Être attentif, c’est vite dit. Concrètement :
- Mouvement suspect = mouvement refusé. Si la carte refuse une première fois puis accepte sans que vous ne voyiez message d’erreur, mieux vaut changer de borne ou payer autrement.
- Adopter le sans-contact avec modération. Au-dessus de 100 euros, tapez le code dos à la caméra et masquez l’écran de votre carte à l’oeil d’une éventuelle caméra fait-main.
- Activer la géolocalisation de l’app mobile de votre banque. Vous recevrez un push si votre carte est utilisée à plus de 300 km de votre téléphone en moins de deux heures.
- En fin de journée, prenez 30 secondes pour cocher vos derniers débits en bus ou au métro : la majorité des victimes découvrent la fraude entre 48 h et 15 jours plus tard.
Selon le syndicat UFC-Que Choisir, les remboursements arrivent en moyenne 5,7 semaines après la plainte, mais l’enquête se limite souvent à un mail de courtoisie. Donc agir vite, c’est raccourcir la procédure : remplir la déclaration en ligne avec photo du reçu et capture d’écran de l’alerte suffit le plus souvent.
Que font la police et la Banque de France pour briser les réseaux ?
Depuis 2022, la Brigade de répression de la délinquance astucieuse (BRDA) centralise tous les dossiers « shimmer ». Son chef, le commissaire Gilles Verrier, souligne : « Nous avons constitué une base de données partagée avec 14 pays européens ; on échange les photos de shimmers retrouvés, leurs circuits d’achat, leurs heures d’activité. » En juin, une opération conjointe entre la BRDA et la police judiciaire roumaine a mené à l’arrestation d’un « artisan » de Bucarest livreur principal de shimmers dans le nord de la France.
Du côté de la Banque de France, les laboratoires LISIS fabriquent désormais des pastilles de test rouge. Chaque nouvelle borne est mise en contact avec cette fausse carte. Si la pastille change de couleur, c’est la urgence pose zero : la borne est immédiatement fermée. Résultat, 12 % des distributeurs concernés seraient déjà équipés, pour une mise en réseau complète envisagée courant 2025.
A retenir
Qu’est-ce qui différencie le skimming du shimming ?
Le skimming copie la piste magnétique tandis que le shimming pirate la puce sécurisée. Le matériel est plus fin et plus difficile à détecter.
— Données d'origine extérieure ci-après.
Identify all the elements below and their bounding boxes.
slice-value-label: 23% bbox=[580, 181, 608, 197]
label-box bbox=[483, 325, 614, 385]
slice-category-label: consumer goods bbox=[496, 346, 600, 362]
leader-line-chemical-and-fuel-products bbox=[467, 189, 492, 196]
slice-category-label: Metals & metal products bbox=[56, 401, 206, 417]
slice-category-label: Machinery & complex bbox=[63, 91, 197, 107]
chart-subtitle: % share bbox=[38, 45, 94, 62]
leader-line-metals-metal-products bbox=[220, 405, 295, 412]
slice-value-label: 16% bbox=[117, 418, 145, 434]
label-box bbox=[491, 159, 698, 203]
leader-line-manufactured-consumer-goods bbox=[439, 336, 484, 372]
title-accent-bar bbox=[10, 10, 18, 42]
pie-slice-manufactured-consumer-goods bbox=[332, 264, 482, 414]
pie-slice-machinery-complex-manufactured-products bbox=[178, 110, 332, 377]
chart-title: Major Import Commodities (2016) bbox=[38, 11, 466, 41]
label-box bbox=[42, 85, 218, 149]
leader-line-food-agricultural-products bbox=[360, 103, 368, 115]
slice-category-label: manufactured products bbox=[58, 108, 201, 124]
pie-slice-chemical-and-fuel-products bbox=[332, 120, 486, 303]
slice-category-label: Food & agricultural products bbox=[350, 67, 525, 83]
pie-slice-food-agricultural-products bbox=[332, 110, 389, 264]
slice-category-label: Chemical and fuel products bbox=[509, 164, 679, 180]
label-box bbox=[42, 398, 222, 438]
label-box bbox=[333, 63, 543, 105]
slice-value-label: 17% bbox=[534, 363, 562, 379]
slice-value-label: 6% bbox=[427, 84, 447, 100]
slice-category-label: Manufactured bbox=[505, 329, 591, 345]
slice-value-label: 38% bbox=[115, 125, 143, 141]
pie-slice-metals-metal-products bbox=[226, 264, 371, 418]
Combien de temps dispose-t-on pour se rendre compte d’une fraude shimmer ?
Les débits suivent souvent la détection d’un à quinze jours. Plus on est rapide à constater et signaler, plus le remboursement est souple. La carte est bloquée en 30 secondes 24 h/24 en tapant l’app de sa banque depuis le téléphone.
Peut-on être remboursé même si aucun shimmer n’a été saisi ?
Oui. Lorsque la victime saisit les faits avant tout paiement contestable et que le site qui héberge eu une activité anormale dans les 24 heures, la charge de la preuve bascule sur la banque.
Le shimming va-t-il s’éteindre sous peu ?
Peu probable. Les fraudeurs gagnent 200 à 400 euros par carte détournée, soit 20 fois le coût d’un shimmer. Tant ce rapport reste avantageux, le jeu perdure.
Conclusion
Julie a été remboursée dans les six semaines grâce à une déclaration flash sur l’application de sa banque. Mehdi, lui, n’a révélé la fraude que trop tard ; il a pu récupérer 1 300 euros sur 1 800, la différence étant considérée comme un défaut de vigilance. Ces histoires sonnent comme des anecdotes, jusqu’à ce qu’elles deviennent la vôtre. Le shimmer est discret, le remboursement lent, la prévention gratuite. Tout est donc affaire d’habitude. Checking de 20 secondes chaque soir, code dynamique partout, refus d’un terminale douteux : trois gestes pour combattre cette puce qui n’a qu’un millimètre d’avance.